Misty sighs and launches forward, smacking his shoulder lightly before hugging him. "You are denser than a slowpoke sometimes, Ash. Of course I don't regret it. I didn't regret it when we first got here, I didn't regret it when we decided to keep going through instead of turning around. And I don't regret it now. Though I do regret not having my bike…" she trails off and ducks, laughing, as Ash swipes at her head. He's smiling now. They're clean, almost, and as patched up as they're going to get, the pokémon are asleep and the door is locked and they are something approaching safe.
He throws his arm around Misty again, hugging her to him, and falls sideways pulling her to the bed. She giggles all the while. They're so different then the ten year olds they were. The kids who would have blanched at the blood and screamed and flushed at the contact. Instead, when they land with Misty nearly atop him, she sighs and rests her head against his chest. She's warm and he's exhausted. His breathing slows.
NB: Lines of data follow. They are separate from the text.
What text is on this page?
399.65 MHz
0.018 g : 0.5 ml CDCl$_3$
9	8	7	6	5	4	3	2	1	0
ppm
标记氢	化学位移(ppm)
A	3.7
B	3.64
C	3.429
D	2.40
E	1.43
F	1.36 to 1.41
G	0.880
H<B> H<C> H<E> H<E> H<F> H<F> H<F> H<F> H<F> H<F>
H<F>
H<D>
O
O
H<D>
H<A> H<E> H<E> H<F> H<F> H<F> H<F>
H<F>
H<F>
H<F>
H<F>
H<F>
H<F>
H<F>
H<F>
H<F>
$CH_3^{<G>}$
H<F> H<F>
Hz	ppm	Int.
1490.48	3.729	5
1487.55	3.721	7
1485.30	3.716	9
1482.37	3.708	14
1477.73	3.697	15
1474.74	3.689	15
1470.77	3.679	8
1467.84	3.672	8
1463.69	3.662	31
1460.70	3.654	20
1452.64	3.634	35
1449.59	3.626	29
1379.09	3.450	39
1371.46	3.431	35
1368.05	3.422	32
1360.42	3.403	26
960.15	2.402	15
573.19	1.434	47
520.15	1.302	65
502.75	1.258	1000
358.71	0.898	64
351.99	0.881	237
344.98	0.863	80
Misty feels her breathing start to match his and her eyes drift ever closer. She spares a glance back over to the other bed, with Pikachu and Togepi sleeping away. She should probably move. Pikachu doesn't usually shock her when she moves him over to Ash. But this bed is comfortable and Ash is warm. She can get up in a little while. Maybe after a short nap. Of not. There is no one out here who knows who they are. No one to complain or notice or comment or tell them they really should sleep in separate beds. It is just them and for now, that's enough.